Drivers who turned up for work and reported that they had taken medication could demand to be sent home on full pay. Those who had undergone a routine medical examination lasting more than half an hour were also entitled to take the rest of the day off.
If services were running late (and, given the constraints above, they often were) workers could refuse to board a train if the delay would result in them moving into overtime, even for a few minutes, by the time they got home. If no one else could be found, both services — there and back — would simply be cancelled. Staff would then return to the mess room.
A dossier published jointly by rail companies in 2011, meanwhile, revealed that firms were paying maintenance contractors to prepare trains for operation up to the point of putting the key in the ignition — meaning drivers had only to get in the cab and turn the key to start their journey. Despite this, union-negotiated rules required them to pay drivers for 45 minutes before a journey to ‘prepare’ a train.
It further disclosed that drivers on a five-hour round trip are nonetheless routinely paid for three more hours in order to fill spare time on their eight hour shift.

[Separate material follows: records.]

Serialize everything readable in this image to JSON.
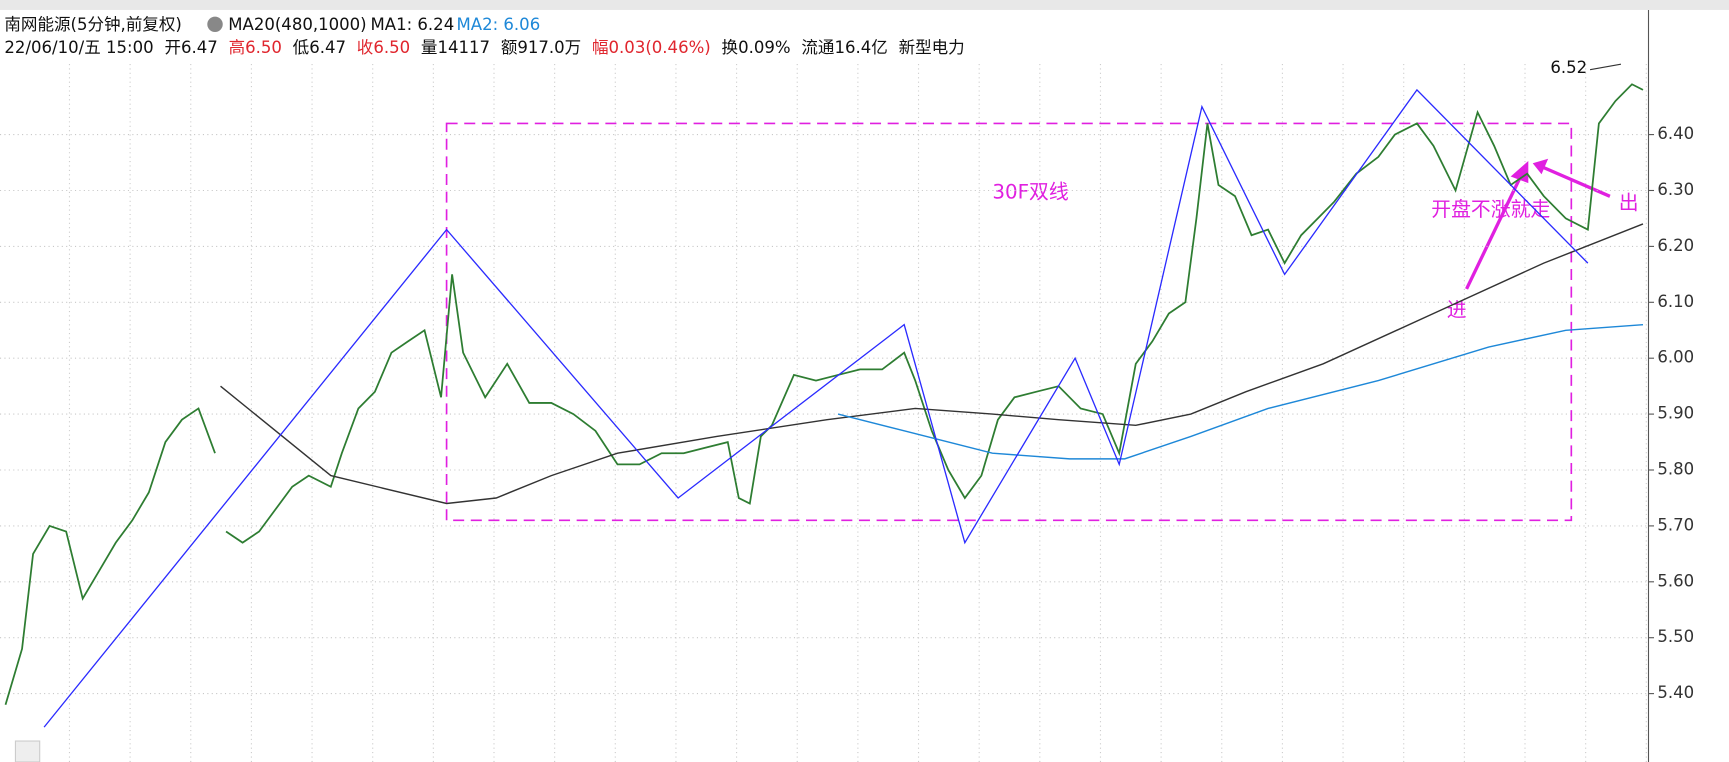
{
  "header": {
    "title": "南网能源(5分钟,前复权)",
    "indicator": "MA20(480,1000)",
    "ma1": "MA1: 6.24",
    "ma2": "MA2: 6.06",
    "quote": [
      "22/06/10/五 15:00",
      "开6.47",
      "高6.50",
      "低6.47",
      "收6.50",
      "量14117",
      "额917.0万",
      "幅0.03(0.46%)",
      "换0.09%",
      "流通16.4亿",
      "新型电力"
    ]
  },
  "annotations": [
    "30F双线",
    "开盘不涨就走",
    "进",
    "出"
  ],
  "chart_data": {
    "type": "line",
    "xlim": [
      0,
      299
    ],
    "ylim": [
      5.3,
      6.62
    ],
    "yticks": [
      {
        "value": 6.4,
        "label": "6.40"
      },
      {
        "value": 6.3,
        "label": "6.30"
      },
      {
        "value": 6.2,
        "label": "6.20"
      },
      {
        "value": 6.1,
        "label": "6.10"
      },
      {
        "value": 6.0,
        "label": "6.00"
      },
      {
        "value": 5.9,
        "label": "5.90"
      },
      {
        "value": 5.8,
        "label": "5.80"
      },
      {
        "value": 5.7,
        "label": "5.70"
      },
      {
        "value": 5.6,
        "label": "5.60"
      },
      {
        "value": 5.5,
        "label": "5.50"
      },
      {
        "value": 5.4,
        "label": "5.40"
      }
    ],
    "grid": true,
    "high_label": 6.52,
    "series": [
      {
        "color": "#2e7d32",
        "x": [
          1,
          4,
          6,
          9,
          12,
          15,
          18,
          21,
          24,
          27,
          30,
          33,
          36,
          39,
          40,
          41,
          44,
          47,
          50,
          53,
          56,
          60,
          62,
          65,
          68,
          71,
          74,
          77,
          80,
          82,
          84,
          88,
          92,
          96,
          100,
          104,
          108,
          112,
          116,
          120,
          124,
          128,
          132,
          134,
          136,
          138,
          140,
          144,
          148,
          152,
          156,
          160,
          164,
          166,
          169,
          172,
          175,
          178,
          181,
          184,
          188,
          192,
          196,
          200,
          203,
          206,
          209,
          212,
          215,
          217,
          219,
          221,
          224,
          227,
          230,
          233,
          236,
          239,
          242,
          246,
          250,
          253,
          257,
          260,
          264,
          268,
          271,
          274,
          277,
          280,
          284,
          288,
          290,
          293,
          296,
          298
        ],
        "values": [
          5.38,
          5.48,
          5.65,
          5.7,
          5.69,
          5.57,
          5.62,
          5.67,
          5.71,
          5.76,
          5.85,
          5.89,
          5.91,
          5.83,
          null,
          5.69,
          5.67,
          5.69,
          5.73,
          5.77,
          5.79,
          5.77,
          5.83,
          5.91,
          5.94,
          6.01,
          6.03,
          6.05,
          5.93,
          6.15,
          6.01,
          5.93,
          5.99,
          5.92,
          5.92,
          5.9,
          5.87,
          5.81,
          5.81,
          5.83,
          5.83,
          5.84,
          5.85,
          5.75,
          5.74,
          5.86,
          5.88,
          5.97,
          5.96,
          5.97,
          5.98,
          5.98,
          6.01,
          5.96,
          5.87,
          5.8,
          5.75,
          5.79,
          5.89,
          5.93,
          5.94,
          5.95,
          5.91,
          5.9,
          5.83,
          5.99,
          6.03,
          6.08,
          6.1,
          6.25,
          6.42,
          6.31,
          6.29,
          6.22,
          6.23,
          6.17,
          6.22,
          6.25,
          6.28,
          6.33,
          6.36,
          6.4,
          6.42,
          6.38,
          6.3,
          6.44,
          6.38,
          6.31,
          6.33,
          6.29,
          6.25,
          6.23,
          6.42,
          6.46,
          6.49,
          6.48
        ]
      },
      {
        "color": "#333333",
        "x": [
          40,
          60,
          81,
          90,
          100,
          112,
          130,
          150,
          166,
          180,
          192,
          206,
          216,
          226,
          240,
          260,
          280,
          298
        ],
        "values": [
          5.95,
          5.79,
          5.74,
          5.75,
          5.79,
          5.83,
          5.86,
          5.89,
          5.91,
          5.9,
          5.89,
          5.88,
          5.9,
          5.94,
          5.99,
          6.08,
          6.17,
          6.24
        ]
      },
      {
        "color": "#1e88d8",
        "x": [
          152,
          164,
          180,
          194,
          204,
          216,
          230,
          250,
          270,
          284,
          298
        ],
        "values": [
          5.9,
          5.87,
          5.83,
          5.82,
          5.82,
          5.86,
          5.91,
          5.96,
          6.02,
          6.05,
          6.06
        ]
      }
    ],
    "trend_lines": {
      "color": "#2b2bff",
      "x": [
        8,
        81,
        123,
        164,
        175,
        195,
        203,
        218,
        233,
        257,
        288
      ],
      "values": [
        5.34,
        6.23,
        5.75,
        6.06,
        5.67,
        6.0,
        5.81,
        6.45,
        6.15,
        6.48,
        6.17
      ]
    },
    "box": {
      "color": "#e020e0",
      "x": [
        81,
        285
      ],
      "values": [
        5.71,
        6.42
      ]
    }
  }
}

In many corners of the rail network, such rules still apply. Attempting to abolish any inefficiencies, or make even minor changes to working practices, invariably leads to unions threatening to strike unless pay is also increased. Because of the massive cost and public inconvenience caused by industrial action, bosses almost always back down.

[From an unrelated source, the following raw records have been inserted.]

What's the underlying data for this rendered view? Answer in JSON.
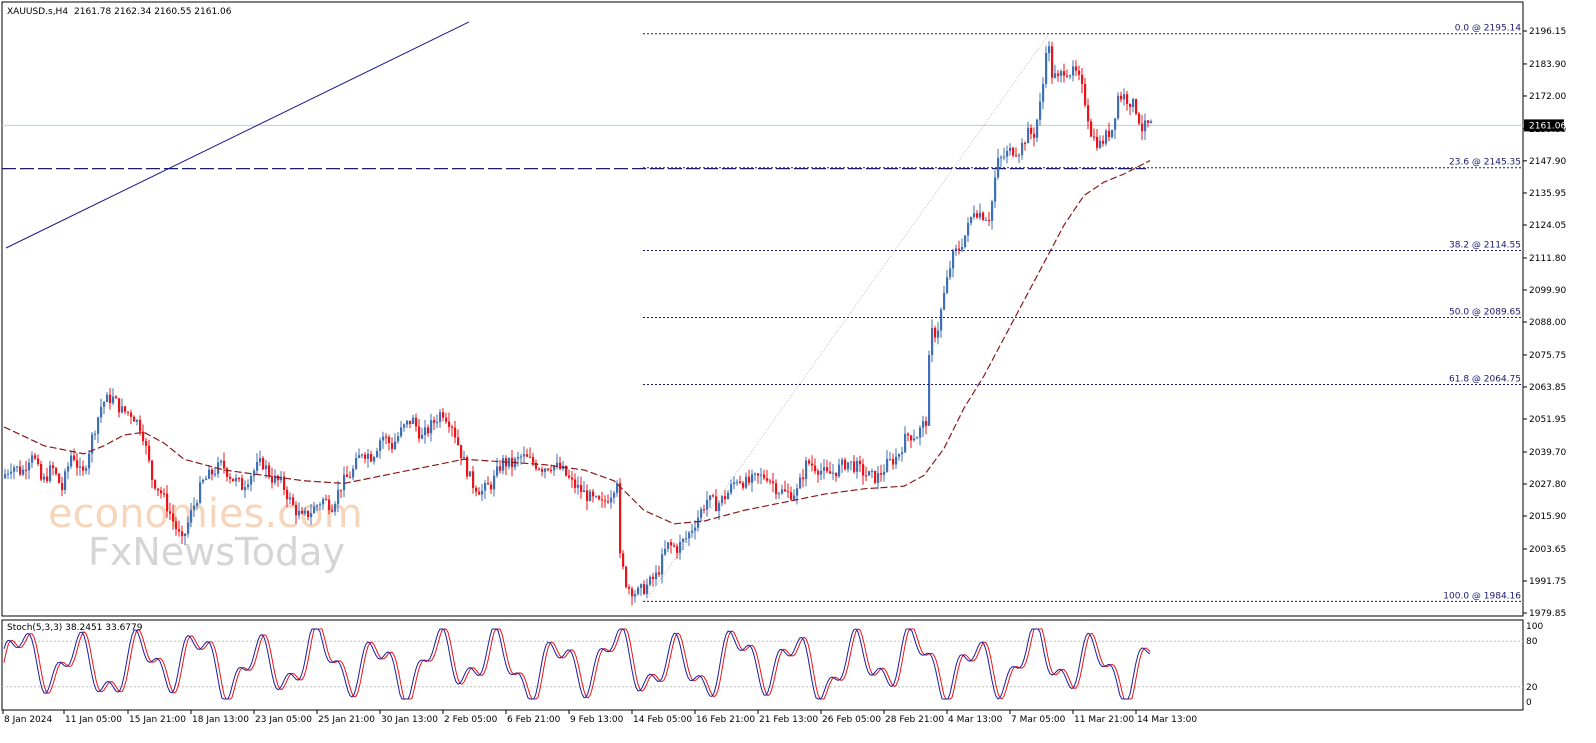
{
  "header": {
    "symbol": "XAUUSD.s,H4",
    "ohlc": "2161.78 2162.34 2160.55 2161.06"
  },
  "watermark": {
    "brand": "economies.com",
    "brand2": "FxNewsToday"
  },
  "chart_data": {
    "type": "candlestick",
    "instrument": "XAUUSD.s",
    "timeframe": "H4",
    "ylim": [
      1979.85,
      2196.15
    ],
    "y_ticks": [
      "2196.15",
      "2183.90",
      "2172.00",
      "2159.80",
      "2147.90",
      "2135.95",
      "2124.05",
      "2111.80",
      "2099.90",
      "2088.00",
      "2075.75",
      "2063.85",
      "2051.95",
      "2039.70",
      "2027.80",
      "2015.90",
      "2003.65",
      "1991.75",
      "1979.85"
    ],
    "x_ticks": [
      "8 Jan 2024",
      "11 Jan 05:00",
      "15 Jan 21:00",
      "18 Jan 13:00",
      "23 Jan 05:00",
      "25 Jan 21:00",
      "30 Jan 13:00",
      "2 Feb 05:00",
      "6 Feb 21:00",
      "9 Feb 13:00",
      "14 Feb 05:00",
      "16 Feb 21:00",
      "21 Feb 13:00",
      "26 Feb 05:00",
      "28 Feb 21:00",
      "4 Mar 13:00",
      "7 Mar 05:00",
      "11 Mar 21:00",
      "14 Mar 13:00"
    ],
    "last_price": "2161.06",
    "price_path": [
      [
        0,
        2030
      ],
      [
        10,
        2035
      ],
      [
        20,
        2032
      ],
      [
        30,
        2040
      ],
      [
        40,
        2028
      ],
      [
        50,
        2034
      ],
      [
        60,
        2026
      ],
      [
        70,
        2040
      ],
      [
        80,
        2030
      ],
      [
        90,
        2045
      ],
      [
        100,
        2058
      ],
      [
        110,
        2060
      ],
      [
        120,
        2055
      ],
      [
        130,
        2054
      ],
      [
        140,
        2048
      ],
      [
        150,
        2030
      ],
      [
        160,
        2024
      ],
      [
        170,
        2015
      ],
      [
        180,
        2006
      ],
      [
        190,
        2018
      ],
      [
        200,
        2028
      ],
      [
        210,
        2032
      ],
      [
        220,
        2035
      ],
      [
        230,
        2030
      ],
      [
        240,
        2027
      ],
      [
        250,
        2032
      ],
      [
        260,
        2036
      ],
      [
        270,
        2030
      ],
      [
        280,
        2028
      ],
      [
        290,
        2020
      ],
      [
        300,
        2015
      ],
      [
        310,
        2018
      ],
      [
        320,
        2022
      ],
      [
        330,
        2020
      ],
      [
        340,
        2028
      ],
      [
        350,
        2032
      ],
      [
        360,
        2040
      ],
      [
        370,
        2038
      ],
      [
        380,
        2046
      ],
      [
        390,
        2042
      ],
      [
        400,
        2048
      ],
      [
        410,
        2052
      ],
      [
        420,
        2045
      ],
      [
        430,
        2050
      ],
      [
        440,
        2055
      ],
      [
        450,
        2050
      ],
      [
        460,
        2038
      ],
      [
        470,
        2028
      ],
      [
        480,
        2025
      ],
      [
        490,
        2028
      ],
      [
        500,
        2036
      ],
      [
        510,
        2035
      ],
      [
        520,
        2038
      ],
      [
        530,
        2036
      ],
      [
        540,
        2034
      ],
      [
        550,
        2035
      ],
      [
        560,
        2033
      ],
      [
        570,
        2028
      ],
      [
        580,
        2025
      ],
      [
        590,
        2022
      ],
      [
        600,
        2020
      ],
      [
        610,
        2025
      ],
      [
        615,
        2030
      ],
      [
        618,
        2000
      ],
      [
        625,
        1990
      ],
      [
        635,
        1987
      ],
      [
        645,
        1990
      ],
      [
        655,
        1994
      ],
      [
        665,
        2005
      ],
      [
        675,
        2004
      ],
      [
        685,
        2008
      ],
      [
        695,
        2015
      ],
      [
        705,
        2022
      ],
      [
        715,
        2020
      ],
      [
        725,
        2024
      ],
      [
        735,
        2030
      ],
      [
        745,
        2028
      ],
      [
        755,
        2030
      ],
      [
        765,
        2031
      ],
      [
        775,
        2026
      ],
      [
        785,
        2024
      ],
      [
        795,
        2025
      ],
      [
        805,
        2036
      ],
      [
        815,
        2034
      ],
      [
        825,
        2031
      ],
      [
        835,
        2033
      ],
      [
        845,
        2036
      ],
      [
        855,
        2034
      ],
      [
        865,
        2031
      ],
      [
        875,
        2030
      ],
      [
        885,
        2035
      ],
      [
        895,
        2038
      ],
      [
        905,
        2046
      ],
      [
        915,
        2046
      ],
      [
        925,
        2052
      ],
      [
        928,
        2084
      ],
      [
        935,
        2084
      ],
      [
        942,
        2098
      ],
      [
        950,
        2112
      ],
      [
        958,
        2116
      ],
      [
        965,
        2122
      ],
      [
        972,
        2130
      ],
      [
        980,
        2128
      ],
      [
        988,
        2127
      ],
      [
        995,
        2147
      ],
      [
        1003,
        2150
      ],
      [
        1010,
        2152
      ],
      [
        1018,
        2152
      ],
      [
        1025,
        2158
      ],
      [
        1032,
        2158
      ],
      [
        1040,
        2172
      ],
      [
        1045,
        2195
      ],
      [
        1050,
        2180
      ],
      [
        1056,
        2178
      ],
      [
        1062,
        2182
      ],
      [
        1068,
        2181
      ],
      [
        1075,
        2180
      ],
      [
        1082,
        2172
      ],
      [
        1090,
        2157
      ],
      [
        1098,
        2154
      ],
      [
        1104,
        2157
      ],
      [
        1110,
        2160
      ],
      [
        1116,
        2172
      ],
      [
        1122,
        2172
      ],
      [
        1128,
        2170
      ],
      [
        1134,
        2167
      ],
      [
        1140,
        2160
      ],
      [
        1146,
        2161
      ]
    ],
    "moving_average": [
      [
        0,
        2049
      ],
      [
        40,
        2042
      ],
      [
        80,
        2039
      ],
      [
        100,
        2042
      ],
      [
        120,
        2046
      ],
      [
        140,
        2047
      ],
      [
        160,
        2043
      ],
      [
        180,
        2037
      ],
      [
        220,
        2033
      ],
      [
        260,
        2031
      ],
      [
        300,
        2029
      ],
      [
        340,
        2028
      ],
      [
        380,
        2031
      ],
      [
        420,
        2034
      ],
      [
        460,
        2037
      ],
      [
        500,
        2036
      ],
      [
        540,
        2035
      ],
      [
        580,
        2033
      ],
      [
        610,
        2029
      ],
      [
        640,
        2018
      ],
      [
        670,
        2013
      ],
      [
        700,
        2014
      ],
      [
        740,
        2018
      ],
      [
        780,
        2021
      ],
      [
        820,
        2024
      ],
      [
        860,
        2026
      ],
      [
        900,
        2027
      ],
      [
        920,
        2031
      ],
      [
        940,
        2041
      ],
      [
        960,
        2056
      ],
      [
        980,
        2068
      ],
      [
        1000,
        2082
      ],
      [
        1020,
        2096
      ],
      [
        1040,
        2110
      ],
      [
        1060,
        2124
      ],
      [
        1080,
        2135
      ],
      [
        1100,
        2140
      ],
      [
        1120,
        2143
      ],
      [
        1146,
        2148
      ]
    ],
    "fibonacci": {
      "levels": [
        {
          "label": "0.0 @ 2195.14",
          "price": 2195.14
        },
        {
          "label": "23.6 @ 2145.35",
          "price": 2145.35
        },
        {
          "label": "38.2 @ 2114.55",
          "price": 2114.55
        },
        {
          "label": "50.0 @ 2089.65",
          "price": 2089.65
        },
        {
          "label": "61.8 @ 2064.75",
          "price": 2064.75
        },
        {
          "label": "100.0 @ 1984.16",
          "price": 1984.16
        }
      ]
    },
    "horizontal_line": 2145.0,
    "trendline": [
      [
        2,
        2115.5
      ],
      [
        465,
        2199.5
      ]
    ],
    "colors": {
      "up": "#3f6fb4",
      "down": "#e8141a",
      "ma": "#8b1a1a",
      "fib": "#1a1a6e",
      "last_price_line": "#a9d5ea"
    }
  },
  "stochastic": {
    "label": "Stoch(5,3,3) 38.2451 33.6779",
    "levels": [
      "100",
      "80",
      "20",
      "0"
    ],
    "colors": {
      "main": "#1d1d9c",
      "signal": "#e8141a"
    }
  }
}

Over the years, this has led to remarkable pay rises. Department for Transport figures showed that last year the median salary of rail workers was £44,000, about 70 per cent above the national average of £26,000. By comparison, nurses earned £31,000, teachers £37,000 and care workers just £17,000. Police officers at the rank of sergeant and below earned £42,000.

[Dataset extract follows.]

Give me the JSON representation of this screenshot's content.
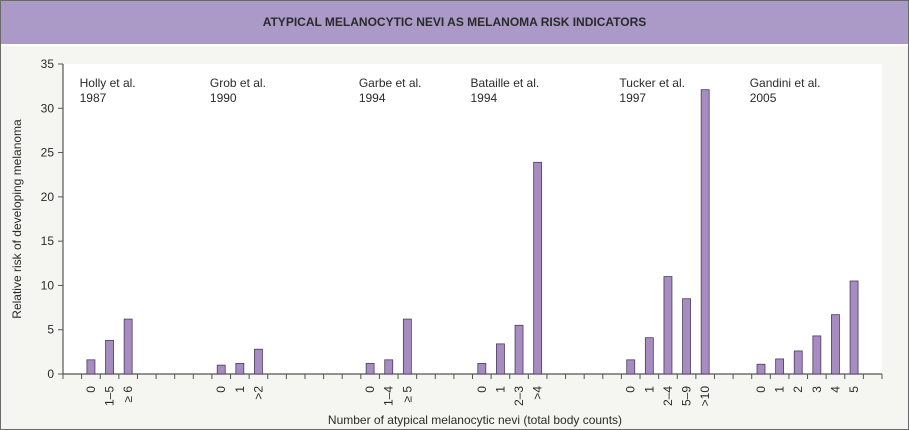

Over the past decade, median earnings for train drivers have increased 39 per cent — far above the national average of 23 per cent, or 15 per cent for nurses. Rail workers can also retire at 62, earlier than civil servants, nurses and teachers. Drivers typically work a 36-hour week across four days. Some firms also give staff a week off for every four that they work — the equivalent of 13 weeks of holiday per year.
In one particularly ludicrous example of wage inflation, rail operators who decided in the 1990s to stop paying staff via envelopes filled with banknotes and instead use bank transfers were forced to give workers who signed up a £100 pay rise.
As befits this antiquated demographic, many of the most contentious rules at the centre of the coming strike action date back to the early 20th century.
Perhaps the most important revolves around Sunday working. At present, an agreement dating back to 1919 — an era when steam traction prevailed — prevents the vast majority of rail companies from requiring employees to work on the Sabbath.
Instead, they must be persuaded to take on extra shifts, usually by offering large financial incentives.
In an era when leisure travel represents an increasing proportion of rail journeys — the pandemic reduced peak weekday traffic but increased the proportion of weekend journeys — the Government argues that such conventions are entirely unsustainable.
After all, when the weather is sunny, or major sporting events are on television, volunteers tend to be hard to come by. On the day of the last World Cup final, to cite a notorious example, 170 train services across the North of England were cancelled, because many drivers opted out of overtime. Another 36 in the South-West were canned.
On a sunny day shortly afterwards, Northern cancelled nearly 60 trains because ‘staff have made themselves unavailable for work’. That year, some 35,000 trains across the UK failed to complete scheduled journeys due to a ‘lack of drivers’.